Opinion  Écofiscalité

Adapter la fiscalité municipale aux défis du XXIe siècle 

Le cadre fiscal municipal actuel ne permet pas de juguler la course au développement à laquelle nous assistons actuellement

Ce fut un rappel récurrent durant la campagne électorale : il faut réviser la fiscalité municipale. Les municipalités le réclament depuis des années, et tous les partis en ont parlé.

Comme les autres chefs, François Legault a d’ailleurs confirmé son ouverture à diversifier les sources de revenus des municipalités, notamment en leur allouant un point de TVQ. C’est une proposition qui mérite considération et que Vivre en Ville avance, depuis plusieurs années, comme élément d’une politique de développement urbain viable. 

Il est manifeste que les revenus autonomes des municipalités ne leur permettent actuellement pas de livrer l’ensemble des services dont elles sont responsables. Il n’est pas normal que tant de chantiers d’infrastructures locales, que ce soit un aqueduc, un centre communautaire ou un parc, soient flanqués d’un panneau du gouvernement du Québec ou du Canada qui nous rappellent qu’ils investissent dans notre qualité de vie.
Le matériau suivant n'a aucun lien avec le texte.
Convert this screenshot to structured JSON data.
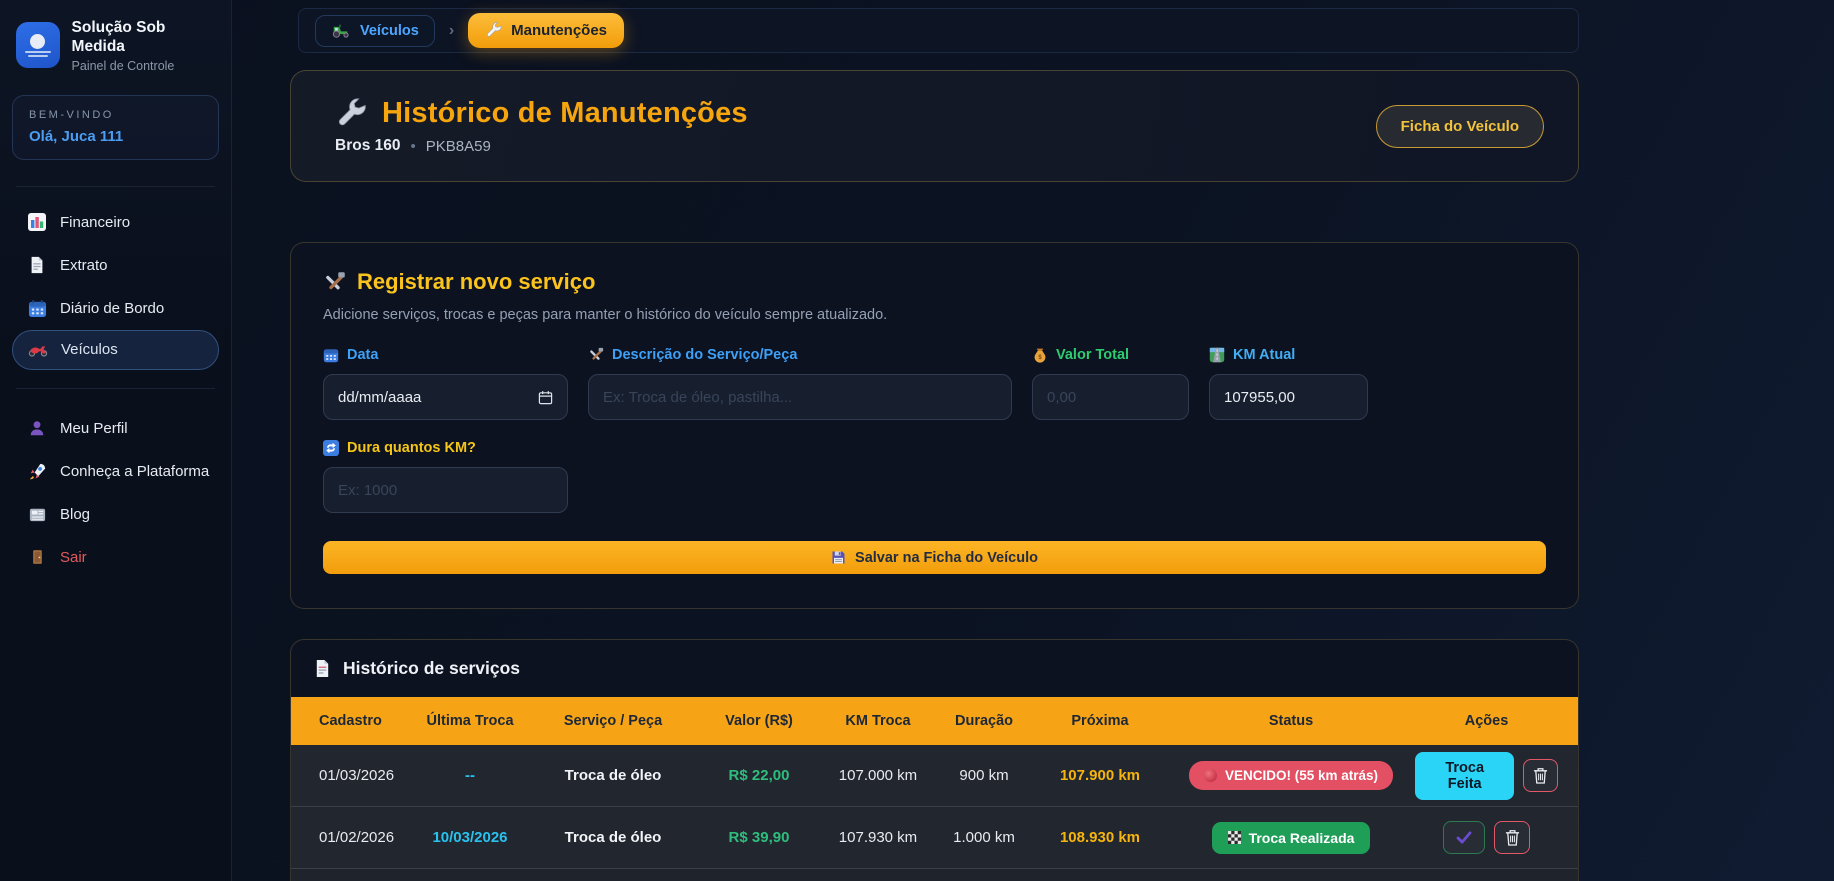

Leur multiplication indique que le besoin de soutien financier des municipalités n’est pas ponctuel, mais structurel. 

Mais la fiscalité n’est pas seulement une question d’argent et de comptes qui balancent – ou du moins, ça ne devrait pas être que cela. S’il faut, en effet, trouver une source de revenus récurrents pour éviter aux municipalités d’avoir à solliciter Québec ou Ottawa chaque fois qu’il y a une infrastructure à réparer, ce changement au cadre fiscal doit absolument s’accompagner d’un virage vers l’écofiscalité. 

Quatre principes clés

Vivre en Ville a proposé quatre principes clés pour une réforme fiscale et budgétaire responsable :

1. Assurer l’équilibre des finances publiques à long terme, en faisant en sorte que les revenus couvrent non seulement les obligations courantes, mais aussi les investissements requis. 

2. Assurer l’équité, en reflétant mieux le coût en services publics des choix des ménages et des entreprises. 

3. Internaliser les coûts du développement, en particulier les dommages environnementaux et les frais assumés par les ordres supérieurs de gouvernement. 

4. Être un levier du développement de collectivités viables, en encourageant les meilleures pratiques et en décourageant celles qui sont néfastes.

La réforme fiscale ne doit pas seulement viser à équilibrer à court terme les comptes des municipalités. Elle doit, en premier lieu, contribuer à orienter la croissance urbaine vers des formes viables, soutenables à long terme. 

En effet, le cadre fiscal municipal existant ne permet pas de juguler la course au développement à laquelle nous assistons actuellement, et qui met d’ailleurs les municipalités en concurrence. Comme l’Union des municipalités du Québec en faisait l’analyse en 2012, « l’étalement urbain peut paraître rentable fiscalement pour les municipalités en raison de l’expansion de l’assiette foncière et [du] faible coût d’entretien assumé à court terme pour les nouveaux développements » (Livre blanc municipal : l’avenir a un lieu). 

Une révision nécessaire

Tant que l’étalement urbain demeurera aussi « payant » sur le plan fiscal, les municipalités continueront d’ouvrir des espaces pour de nouveaux développements. Recevoir un point de TVQ ne les dissuadera pas d’élargir leur assiette foncière en s’étalant : elles vont tout simplement prendre les deux sources de revenus. 

Il faut donc, d’une part, fournir au palier municipal de nouvelles sources de revenus et, d’autre part, tarir celles, parmi les taxes actuelles, qui constituent un moteur de l’étalement urbain. 

Cette révision nécessaire est un important chantier qui ne devrait pas être précipité. La plus importante évolution du pacte financier entre l’État et les municipalités depuis la réforme Ryan, en 1991, ne doit pas se faire à la va-vite, mais au contraire en prenant le temps de bien en préciser les motifs et les attentes. La réforme vers l’écofiscalité doit notamment se réaliser à l’aune de la crise environnementale actuelle et constituer un des leviers de l’action contre les changements climatiques. C’est une question de responsabilité.